Article

Getting to Shutts

Authors:

Linda S Mullenix

46 University of Kansas Law Review 727

Abstract

The Shutts case combines many elements dear to academicians. Importantly, Shutts involved constitutional issues of due process so complex that these issues fully consumed the Supreme Court's opinion. The Shutts decision ultimately became important not so much for what it said, but rather for what it did not say. Hence, Shutts involved a Famous Footnote Three which created the so-called Shutts problem. Fortuitously, the Shutts problem subsequently accounted for not one, but two bizarre sojourns on the Supreme Court docket.

The Supreme Court has had the opportunity to decide the Shutts issue twice, but remarkably, the Court twice has failed to do so. Thus, the Shutts problem remains, and the immediate, compelling question is not how the Court should decide the Shutts issue on its merits, but simply the problem of getting to Shutts in the first place. The Supreme Court does not grant appellate review in many cases, so it is all the more remarkable when the Court grants certiorari, only to subsequently conclude that it improvidently granted certiorari in the first place. Viewed in perspective, the Court very rarely dismisses on “improvidently granted” grounds.
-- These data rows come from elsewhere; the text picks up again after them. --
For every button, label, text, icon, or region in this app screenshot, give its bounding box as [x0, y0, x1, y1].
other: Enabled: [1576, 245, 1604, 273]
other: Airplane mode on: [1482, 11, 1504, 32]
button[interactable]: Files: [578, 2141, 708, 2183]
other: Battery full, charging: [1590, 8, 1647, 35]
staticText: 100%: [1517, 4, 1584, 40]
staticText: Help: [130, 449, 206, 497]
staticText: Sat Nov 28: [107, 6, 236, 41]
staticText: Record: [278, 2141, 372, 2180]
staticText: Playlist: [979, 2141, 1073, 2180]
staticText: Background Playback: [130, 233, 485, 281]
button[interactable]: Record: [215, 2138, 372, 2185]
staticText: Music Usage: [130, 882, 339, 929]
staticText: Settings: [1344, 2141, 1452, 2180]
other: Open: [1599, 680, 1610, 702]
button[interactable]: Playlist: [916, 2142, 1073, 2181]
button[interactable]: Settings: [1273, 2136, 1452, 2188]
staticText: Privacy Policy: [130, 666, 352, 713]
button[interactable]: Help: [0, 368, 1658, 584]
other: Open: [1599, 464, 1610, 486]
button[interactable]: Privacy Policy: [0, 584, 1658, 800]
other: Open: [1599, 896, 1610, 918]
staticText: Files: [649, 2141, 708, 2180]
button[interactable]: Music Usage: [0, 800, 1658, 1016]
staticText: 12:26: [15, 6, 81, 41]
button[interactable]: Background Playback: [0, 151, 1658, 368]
It is all the more remarkable, then, that this Court has twice granted review on the Shutts issue, only to conclude that it twice improvidently granted certiorari. Needless to say, the Shutts issue is a very important class-action issue. However, the Shutts issue now merits some unique place in Supreme Court bungling, or at least Supreme Court trivia, for the repeated failure to properly get an issue before the Court. In pedantic fashion, the Court seems to be lecturing litigants to get their procedure right in perfecting an appeal to the Court.
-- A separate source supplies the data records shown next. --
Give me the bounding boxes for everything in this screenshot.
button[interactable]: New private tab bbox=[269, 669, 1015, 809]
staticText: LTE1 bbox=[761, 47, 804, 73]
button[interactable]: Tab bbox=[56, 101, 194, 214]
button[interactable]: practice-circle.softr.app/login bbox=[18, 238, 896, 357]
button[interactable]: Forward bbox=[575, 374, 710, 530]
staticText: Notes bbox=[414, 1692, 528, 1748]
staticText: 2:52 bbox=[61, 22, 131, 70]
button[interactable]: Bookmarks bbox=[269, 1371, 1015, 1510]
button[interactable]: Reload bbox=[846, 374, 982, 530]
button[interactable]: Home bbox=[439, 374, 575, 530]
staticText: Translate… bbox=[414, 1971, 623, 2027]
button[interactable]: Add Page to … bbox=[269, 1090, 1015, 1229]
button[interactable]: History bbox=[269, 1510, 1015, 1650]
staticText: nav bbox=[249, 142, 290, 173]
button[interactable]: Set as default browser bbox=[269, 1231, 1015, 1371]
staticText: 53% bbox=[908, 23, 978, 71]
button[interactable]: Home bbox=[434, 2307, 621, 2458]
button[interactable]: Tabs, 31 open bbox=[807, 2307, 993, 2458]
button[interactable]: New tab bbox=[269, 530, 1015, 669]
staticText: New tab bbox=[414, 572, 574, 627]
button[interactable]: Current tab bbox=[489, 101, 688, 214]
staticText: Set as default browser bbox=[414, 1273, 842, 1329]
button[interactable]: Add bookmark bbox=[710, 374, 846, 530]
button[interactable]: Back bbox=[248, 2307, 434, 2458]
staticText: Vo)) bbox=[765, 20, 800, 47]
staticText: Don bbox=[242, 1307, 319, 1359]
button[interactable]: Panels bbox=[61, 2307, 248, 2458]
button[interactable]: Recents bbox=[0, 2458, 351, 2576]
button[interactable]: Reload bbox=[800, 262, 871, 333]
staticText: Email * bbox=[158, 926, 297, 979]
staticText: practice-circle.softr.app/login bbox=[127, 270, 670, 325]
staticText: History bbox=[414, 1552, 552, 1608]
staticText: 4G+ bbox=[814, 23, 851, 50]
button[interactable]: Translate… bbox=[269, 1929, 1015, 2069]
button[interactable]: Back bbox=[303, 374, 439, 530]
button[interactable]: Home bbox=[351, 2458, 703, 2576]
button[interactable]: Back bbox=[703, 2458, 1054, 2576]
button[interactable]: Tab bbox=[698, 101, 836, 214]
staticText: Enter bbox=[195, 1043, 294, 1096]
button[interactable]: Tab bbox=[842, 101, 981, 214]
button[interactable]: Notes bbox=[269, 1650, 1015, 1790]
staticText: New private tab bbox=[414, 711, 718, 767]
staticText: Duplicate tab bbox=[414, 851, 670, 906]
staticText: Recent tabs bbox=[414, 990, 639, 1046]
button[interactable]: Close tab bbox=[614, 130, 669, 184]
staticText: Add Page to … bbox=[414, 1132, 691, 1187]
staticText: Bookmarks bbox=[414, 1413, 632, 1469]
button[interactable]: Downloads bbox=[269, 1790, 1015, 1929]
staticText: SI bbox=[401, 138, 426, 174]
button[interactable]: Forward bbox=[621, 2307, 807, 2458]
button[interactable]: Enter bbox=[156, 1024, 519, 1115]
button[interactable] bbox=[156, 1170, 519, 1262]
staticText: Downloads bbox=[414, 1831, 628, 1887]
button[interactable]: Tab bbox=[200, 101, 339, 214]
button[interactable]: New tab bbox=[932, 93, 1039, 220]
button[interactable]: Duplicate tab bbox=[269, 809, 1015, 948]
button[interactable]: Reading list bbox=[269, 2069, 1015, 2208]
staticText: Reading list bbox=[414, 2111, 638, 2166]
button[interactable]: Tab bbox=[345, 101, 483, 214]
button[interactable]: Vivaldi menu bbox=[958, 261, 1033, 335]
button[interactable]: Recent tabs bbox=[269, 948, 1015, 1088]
Oddly, the Shutts problem has now been transformed into an entirely different problem of simply getting to Shutts. The lawyers in these cases are properly chastened, but on balance, the history of these litigations reflects not so much bungling as the considered strategic choices that went awry for the purposes of Supreme Court appeal. The practitioners remind us that most litigants, involved in the trenches, do not anticipate doing combat in the Supreme Court. Most lawyers, especially state court practitioners, do not start out with the perspective that their case is going to wind up in the United States Supreme Court, and thus it is logical that some constitutional issues like Shutts may be overlooked in what otherwise seems like work-a-day litigation to lawyers.
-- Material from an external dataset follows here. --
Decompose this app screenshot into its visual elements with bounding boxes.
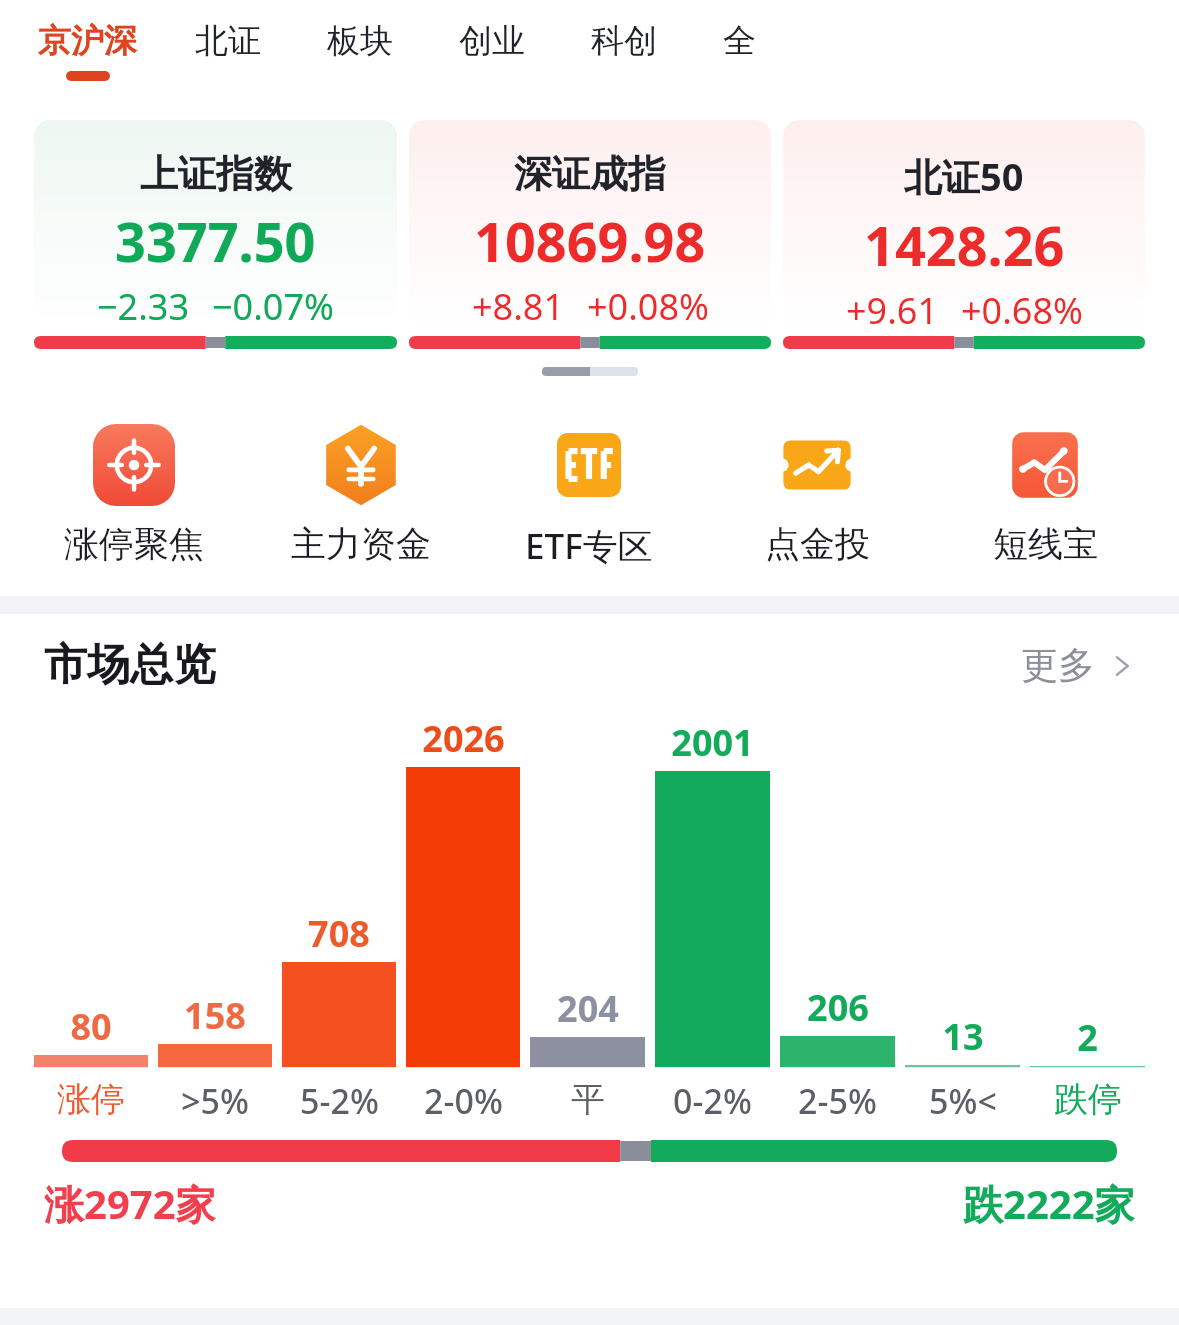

Consequently, lawyers need to look beyond or anticipate possible Supreme Court appellate issues, so as to properly assert and preserve such issues for an ultimate appeal. The experience also teaches that the strategic planning of lawyers may inadvertently result in the loss of an appellate issue, such as Shutts. Lawyers forced by state appellate rules to focus all their energies on “taking their best shot” during a fifteen minute oral argument, may thereby forfeit an appellate right, even though they believe they have preserved it in their brief.

The frustrated appeals also teach that lawyers may not be able to salvage an appellate issue by reasserting the issue in a petition for rehearing to the state supreme court. The lawyers made these decisions and, in hindsight, are uncertain what else they might have done to preserve the Shutts issue better than they did. Shutts watchers, however, may take some consolation that if and when future litigants ever successfully perfect a Supreme Court appeal, this issue has to be one of the most briefed and argued problems in Court history. And when that historic day arrives, the Justices ought to have a powerful sense of deja vu.

Full Citation

Linda S. Mullenix, Getting to Shutts [Symposium in Honor of Prof. Robert Casad], 46 University of Kansas Law Review 727 (1998).